Just like the HE machine and low-flow showerheads, using your dishwasher could actually be more water efficient than washing and rinsing in the sink. But whether you use a dishwasher or wash lots of items by hand, these hacks can help save as much water during the drought.
- Make sure your dishwasher is full before running it
- Stop pre-rinsing dishes before loading them into the dishwasher
You might think it helps the dishwasher get the dishes cleaner. But according to Consumer Reports, Wall Street Journal, and Good Housekeeping, pre-rinsing isn't necessary with modern dishwashers because they are able to adjust the wash cycle based on how soiled the dishes are.
- Turn off the faucet while washing dishes by hand
Do the same as you brush your teeth and don't run the faucet when cleaning. The best way is to fill the sink with soap and water, then flip the tap on rinsing.
Tree Hugger reports that unless you can wash each soiled bowl or plate with just over a cup of water, the dishwasher wins. Conserving water at home while using the dishwasher will save your family time and help the planet especially in the drought.
- Check for leaks
A leak can waste many gallons of water a day. Check all plumbing for leaks and have them repaired by a plumber.
- Replace the hose
In hot and dry weather, water used outdoors can up to 50% amount of the total used. A hose, is commonly used to clean your garden, water your plants or wash your car. But it uses around 135 liters of water for every 15 minutes of use. Use a water can or bucket instead of a hose to avoid using massive water. If you do use a hose, use a trigger to control the flow.

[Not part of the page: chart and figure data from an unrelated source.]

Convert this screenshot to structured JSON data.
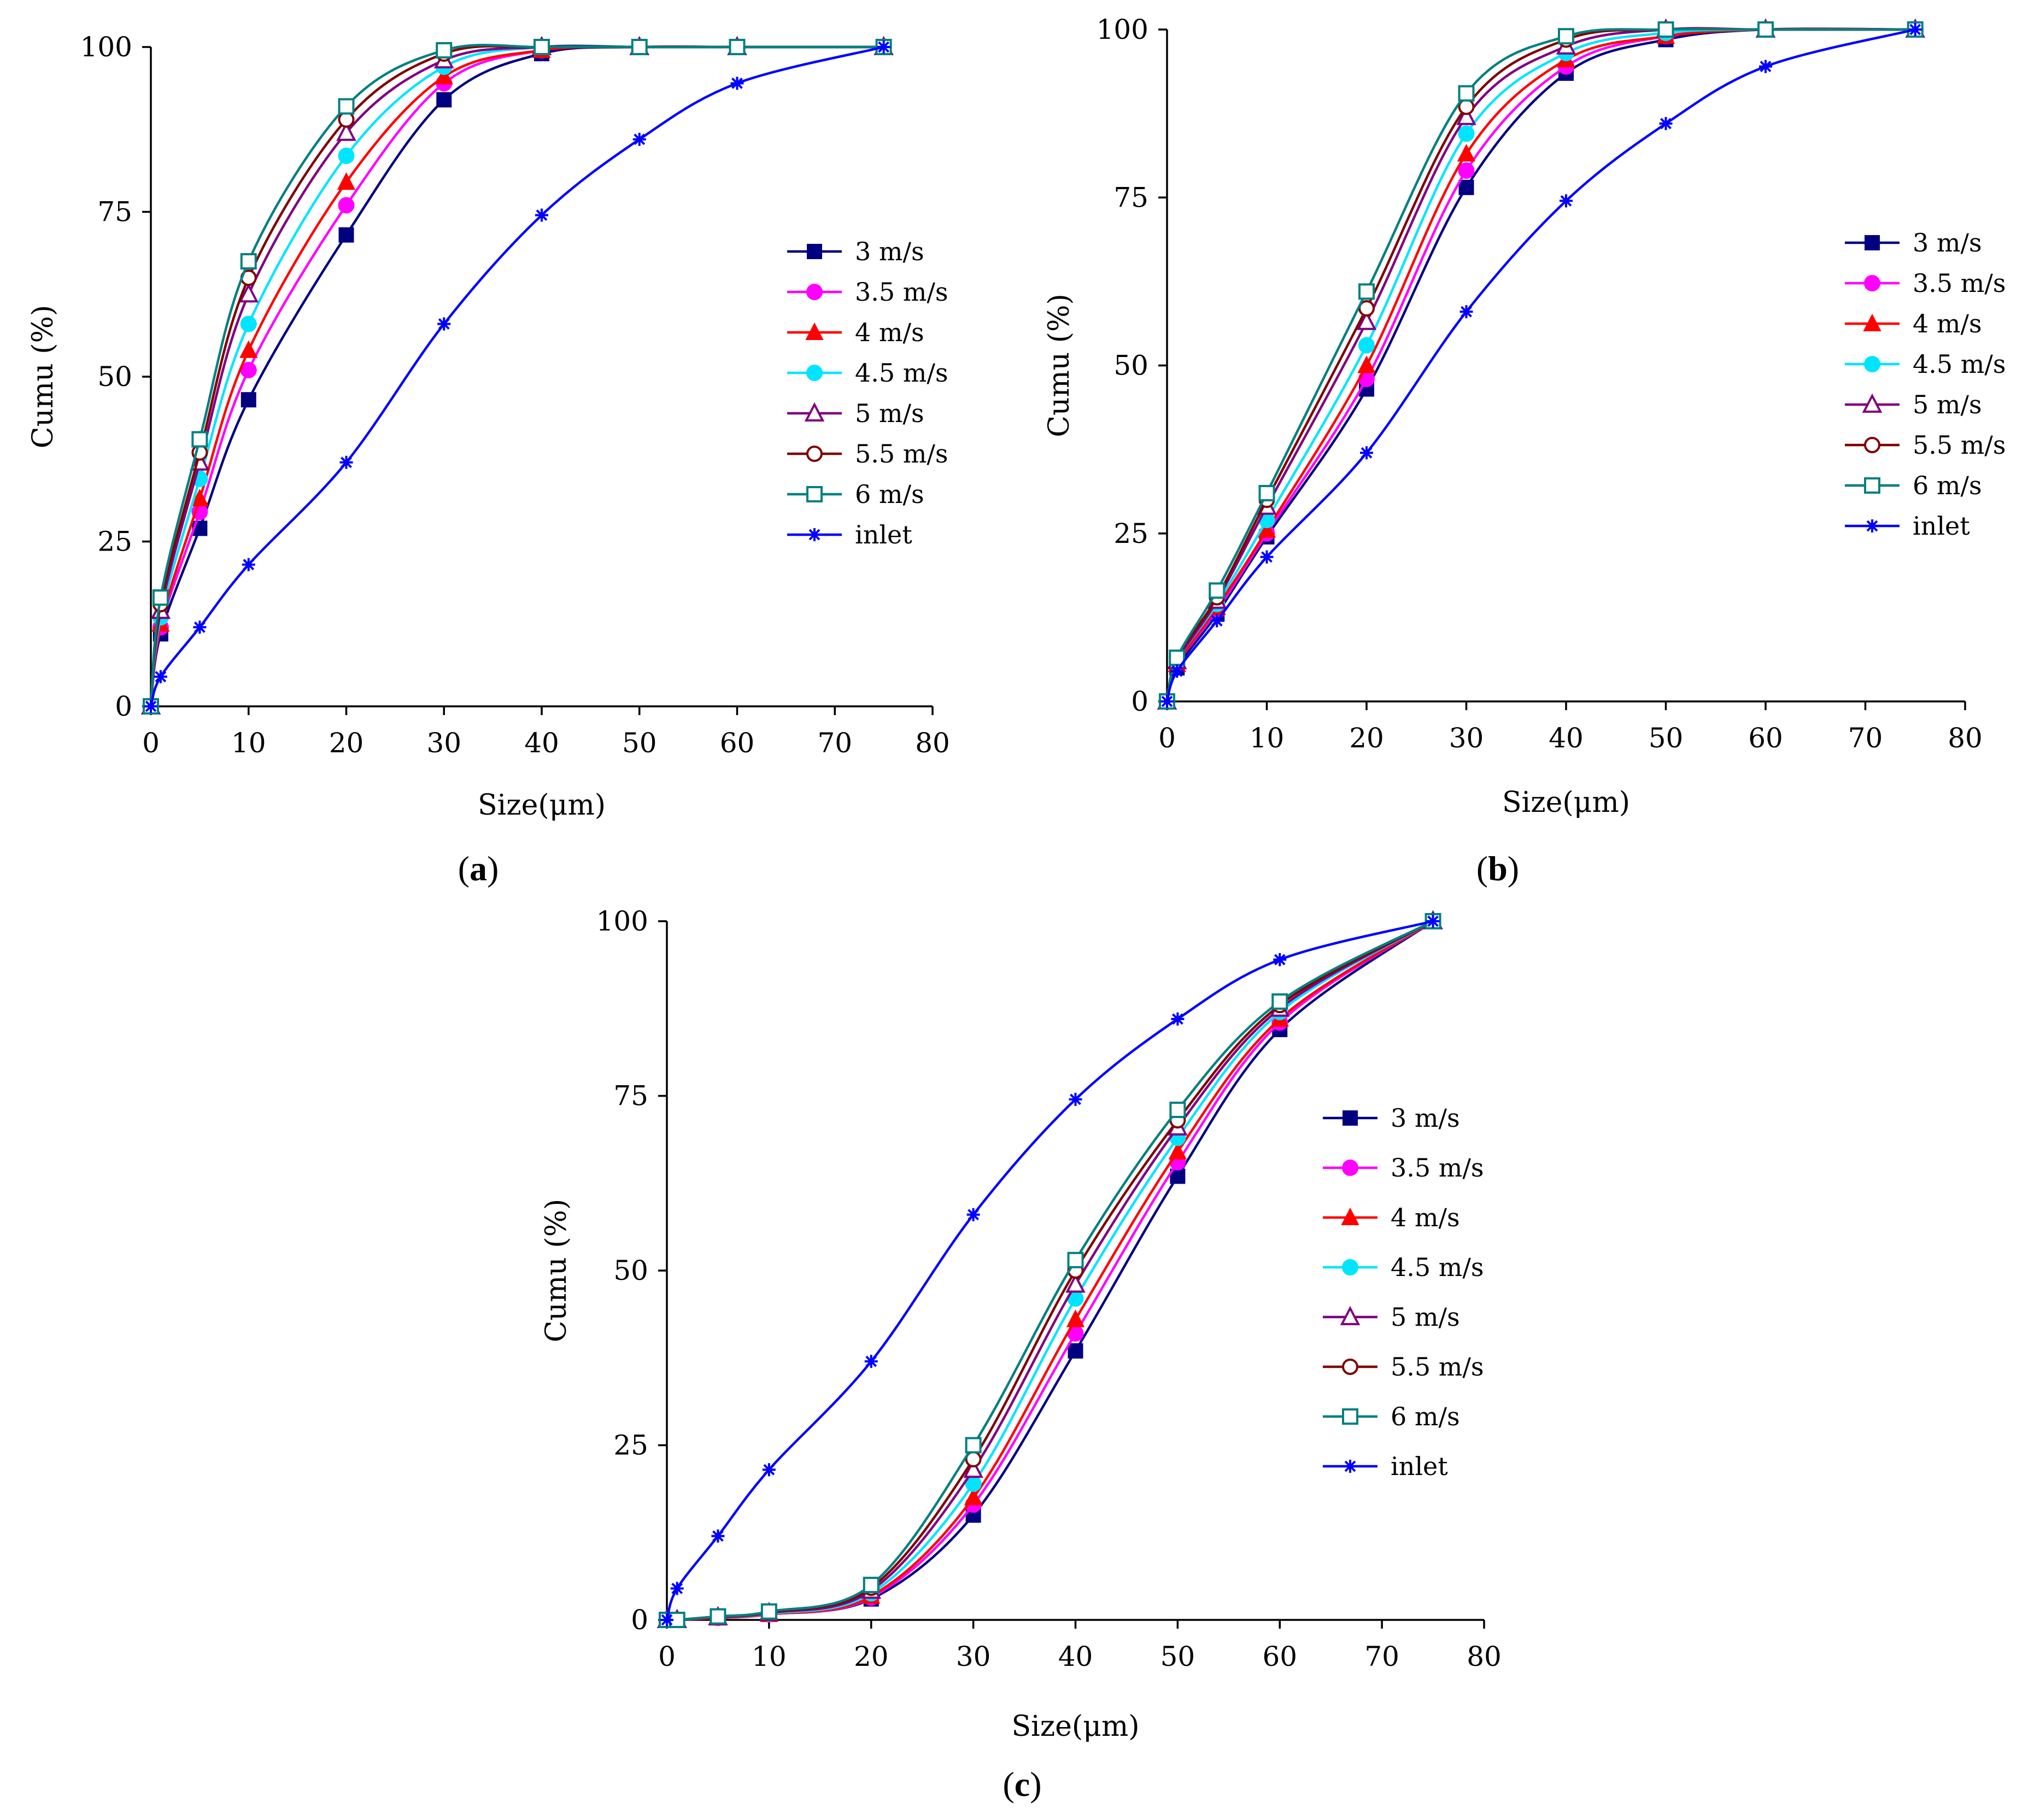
{
  "chart_data": [
    {
      "panel_label": "(a)",
      "panel_letter": "a",
      "type": "line",
      "xlabel": "Size(μm)",
      "ylabel": "Cumu (%)",
      "xlim": [
        0,
        80
      ],
      "ylim": [
        0,
        100
      ],
      "xticks": [
        "0",
        "10",
        "20",
        "30",
        "40",
        "50",
        "60",
        "70",
        "80"
      ],
      "yticks": [
        "0",
        "25",
        "50",
        "75",
        "100"
      ],
      "legend_position": "center-right",
      "series": [
        {
          "name": "3 m/s",
          "color": "#000080",
          "marker": "filled-square",
          "x": [
            0,
            1,
            5,
            10,
            20,
            30,
            40,
            50,
            60,
            75
          ],
          "y": [
            0,
            11,
            27,
            46.5,
            71.5,
            92,
            99,
            100,
            100,
            100
          ]
        },
        {
          "name": "3.5 m/s",
          "color": "#ff00ff",
          "marker": "filled-circle",
          "x": [
            0,
            1,
            5,
            10,
            20,
            30,
            40,
            50,
            60,
            75
          ],
          "y": [
            0,
            12,
            29.5,
            51,
            76,
            94.5,
            99.5,
            100,
            100,
            100
          ]
        },
        {
          "name": "4 m/s",
          "color": "#ff0000",
          "marker": "filled-triangle",
          "x": [
            0,
            1,
            5,
            10,
            20,
            30,
            40,
            50,
            60,
            75
          ],
          "y": [
            0,
            12.5,
            31.5,
            54,
            79.5,
            95.5,
            99.5,
            100,
            100,
            100
          ]
        },
        {
          "name": "4.5 m/s",
          "color": "#00e5ff",
          "marker": "filled-circle",
          "x": [
            0,
            1,
            5,
            10,
            20,
            30,
            40,
            50,
            60,
            75
          ],
          "y": [
            0,
            13.5,
            34.5,
            58,
            83.5,
            97,
            100,
            100,
            100,
            100
          ]
        },
        {
          "name": "5 m/s",
          "color": "#800080",
          "marker": "open-triangle",
          "x": [
            0,
            1,
            5,
            10,
            20,
            30,
            40,
            50,
            60,
            75
          ],
          "y": [
            0,
            14.5,
            37,
            62.5,
            87,
            98,
            100,
            100,
            100,
            100
          ]
        },
        {
          "name": "5.5 m/s",
          "color": "#800000",
          "marker": "open-circle",
          "x": [
            0,
            1,
            5,
            10,
            20,
            30,
            40,
            50,
            60,
            75
          ],
          "y": [
            0,
            15.5,
            38.5,
            65,
            89,
            99,
            100,
            100,
            100,
            100
          ]
        },
        {
          "name": "6 m/s",
          "color": "#008080",
          "marker": "open-square",
          "x": [
            0,
            1,
            5,
            10,
            20,
            30,
            40,
            50,
            60,
            75
          ],
          "y": [
            0,
            16.5,
            40.5,
            67.5,
            91,
            99.5,
            100,
            100,
            100,
            100
          ]
        },
        {
          "name": "inlet",
          "color": "#0000ff",
          "marker": "star",
          "x": [
            0,
            1,
            5,
            10,
            20,
            30,
            40,
            50,
            60,
            75
          ],
          "y": [
            0,
            4.5,
            12,
            21.5,
            37,
            58,
            74.5,
            86,
            94.5,
            100
          ]
        }
      ]
    },
    {
      "panel_label": "(b)",
      "panel_letter": "b",
      "type": "line",
      "xlabel": "Size(μm)",
      "ylabel": "Cumu (%)",
      "xlim": [
        0,
        80
      ],
      "ylim": [
        0,
        100
      ],
      "xticks": [
        "0",
        "10",
        "20",
        "30",
        "40",
        "50",
        "60",
        "70",
        "80"
      ],
      "yticks": [
        "0",
        "25",
        "50",
        "75",
        "100"
      ],
      "legend_position": "center-right",
      "series": [
        {
          "name": "3 m/s",
          "color": "#000080",
          "marker": "filled-square",
          "x": [
            0,
            1,
            5,
            10,
            20,
            30,
            40,
            50,
            60,
            75
          ],
          "y": [
            0,
            5,
            13,
            24.5,
            46.5,
            76.5,
            93.5,
            98.5,
            100,
            100
          ]
        },
        {
          "name": "3.5 m/s",
          "color": "#ff00ff",
          "marker": "filled-circle",
          "x": [
            0,
            1,
            5,
            10,
            20,
            30,
            40,
            50,
            60,
            75
          ],
          "y": [
            0,
            5.5,
            13.5,
            25,
            48,
            79,
            94.5,
            99,
            100,
            100
          ]
        },
        {
          "name": "4 m/s",
          "color": "#ff0000",
          "marker": "filled-triangle",
          "x": [
            0,
            1,
            5,
            10,
            20,
            30,
            40,
            50,
            60,
            75
          ],
          "y": [
            0,
            5.5,
            14,
            25.5,
            50,
            81.5,
            95.5,
            99,
            100,
            100
          ]
        },
        {
          "name": "4.5 m/s",
          "color": "#00e5ff",
          "marker": "filled-circle",
          "x": [
            0,
            1,
            5,
            10,
            20,
            30,
            40,
            50,
            60,
            75
          ],
          "y": [
            0,
            6,
            14.5,
            27,
            53,
            84.5,
            96.5,
            99.5,
            100,
            100
          ]
        },
        {
          "name": "5 m/s",
          "color": "#800080",
          "marker": "open-triangle",
          "x": [
            0,
            1,
            5,
            10,
            20,
            30,
            40,
            50,
            60,
            75
          ],
          "y": [
            0,
            6,
            15,
            29,
            56.5,
            87,
            97.5,
            100,
            100,
            100
          ]
        },
        {
          "name": "5.5 m/s",
          "color": "#800000",
          "marker": "open-circle",
          "x": [
            0,
            1,
            5,
            10,
            20,
            30,
            40,
            50,
            60,
            75
          ],
          "y": [
            0,
            6.5,
            15.5,
            30,
            58.5,
            88.5,
            98.5,
            100,
            100,
            100
          ]
        },
        {
          "name": "6 m/s",
          "color": "#008080",
          "marker": "open-square",
          "x": [
            0,
            1,
            5,
            10,
            20,
            30,
            40,
            50,
            60,
            75
          ],
          "y": [
            0,
            6.5,
            16.5,
            31,
            61,
            90.5,
            99,
            100,
            100,
            100
          ]
        },
        {
          "name": "inlet",
          "color": "#0000ff",
          "marker": "star",
          "x": [
            0,
            1,
            5,
            10,
            20,
            30,
            40,
            50,
            60,
            75
          ],
          "y": [
            0,
            4.5,
            12,
            21.5,
            37,
            58,
            74.5,
            86,
            94.5,
            100
          ]
        }
      ]
    },
    {
      "panel_label": "(c)",
      "panel_letter": "c",
      "type": "line",
      "xlabel": "Size(μm)",
      "ylabel": "Cumu (%)",
      "xlim": [
        0,
        80
      ],
      "ylim": [
        0,
        100
      ],
      "xticks": [
        "0",
        "10",
        "20",
        "30",
        "40",
        "50",
        "60",
        "70",
        "80"
      ],
      "yticks": [
        "0",
        "25",
        "50",
        "75",
        "100"
      ],
      "legend_position": "center-right",
      "series": [
        {
          "name": "3 m/s",
          "color": "#000080",
          "marker": "filled-square",
          "x": [
            0,
            1,
            5,
            10,
            20,
            30,
            40,
            50,
            60,
            75
          ],
          "y": [
            0,
            0,
            0.3,
            0.8,
            3,
            15,
            38.5,
            63.5,
            84.5,
            100
          ]
        },
        {
          "name": "3.5 m/s",
          "color": "#ff00ff",
          "marker": "filled-circle",
          "x": [
            0,
            1,
            5,
            10,
            20,
            30,
            40,
            50,
            60,
            75
          ],
          "y": [
            0,
            0,
            0.3,
            0.8,
            3.2,
            16.5,
            41,
            65.5,
            85.5,
            100
          ]
        },
        {
          "name": "4 m/s",
          "color": "#ff0000",
          "marker": "filled-triangle",
          "x": [
            0,
            1,
            5,
            10,
            20,
            30,
            40,
            50,
            60,
            75
          ],
          "y": [
            0,
            0,
            0.3,
            0.8,
            3.4,
            17.5,
            43,
            67,
            86,
            100
          ]
        },
        {
          "name": "4.5 m/s",
          "color": "#00e5ff",
          "marker": "filled-circle",
          "x": [
            0,
            1,
            5,
            10,
            20,
            30,
            40,
            50,
            60,
            75
          ],
          "y": [
            0,
            0,
            0.4,
            0.9,
            3.8,
            19.5,
            46,
            69,
            87,
            100
          ]
        },
        {
          "name": "5 m/s",
          "color": "#800080",
          "marker": "open-triangle",
          "x": [
            0,
            1,
            5,
            10,
            20,
            30,
            40,
            50,
            60,
            75
          ],
          "y": [
            0,
            0,
            0.4,
            1,
            4.2,
            21.5,
            48,
            70.5,
            87.5,
            100
          ]
        },
        {
          "name": "5.5 m/s",
          "color": "#800000",
          "marker": "open-circle",
          "x": [
            0,
            1,
            5,
            10,
            20,
            30,
            40,
            50,
            60,
            75
          ],
          "y": [
            0,
            0,
            0.5,
            1.1,
            4.6,
            23,
            50,
            71.5,
            88,
            100
          ]
        },
        {
          "name": "6 m/s",
          "color": "#008080",
          "marker": "open-square",
          "x": [
            0,
            1,
            5,
            10,
            20,
            30,
            40,
            50,
            60,
            75
          ],
          "y": [
            0,
            0,
            0.5,
            1.2,
            5,
            25,
            51.5,
            73,
            88.5,
            100
          ]
        },
        {
          "name": "inlet",
          "color": "#0000ff",
          "marker": "star",
          "x": [
            0,
            1,
            5,
            10,
            20,
            30,
            40,
            50,
            60,
            75
          ],
          "y": [
            0,
            4.5,
            12,
            21.5,
            37,
            58,
            74.5,
            86,
            94.5,
            100
          ]
        }
      ]
    }
  ]
}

- Apply self-watering planters to water your plants
Self-watering spikes on the market help a lot to not only control the water amount your plants need for a slow deep watering, but save your time to take care of them.
- Consider drought-tolerant plants
Didn't you water your trees or vegetables too often in your garden? Leave plants and shrubs dry until they show signs of wilting because watering too often will make roots shallow and weaken plants. Besides using the drip irrigation kits, you can also consider replacing them with drought-tolerant plants.
- Apply mulch to plants, trees and shrubs
Cover the soil with mulch around the base of plants to reduce the evaporation of water from the soil. Plants can survive better when mulched. Low-maintenance gardens reduce the work of watering, weeding, fertilizing and similar chores while increasing your harvest. Using mulch reduces maintenance chores for you while encouraging plant growth and saving water during the drought.
- Water your plants early in the morning or late at night
This is actually helping the water find its way to reach the root where it's needed because the water can easily evaporate in the heat of the day.
- Make use of greywater
Any water that is used from your bathtubs, showers, sinks, and washing machines, except from toilets, is called greywater. While greywater may look dirty, it is a safe and even beneficial source of irrigation water in a yard.
Collect the water from baths and showers to water non-edible plants - straight into the soil instead of the foliage.
You can also start reusing greywater by hiring a plumber to set up an automatic irrigation system in your yard. So when you're doing the laundry or washing the dishes, you're also watering the trees and shrubs in your garden.
Reusing greywater makes eco sense and that helps you keep a healthy and sustainable lifestyle especially in the drought.
Drought is one of the most damaging natural disasters that we have faced in recent years. In summer 2022, parts of the world are experiencing drought conditions exacerbated by heat waves. By bringing simple water-saving ideas and solutions, we can reduce the impact of drought as well as live an ecological life.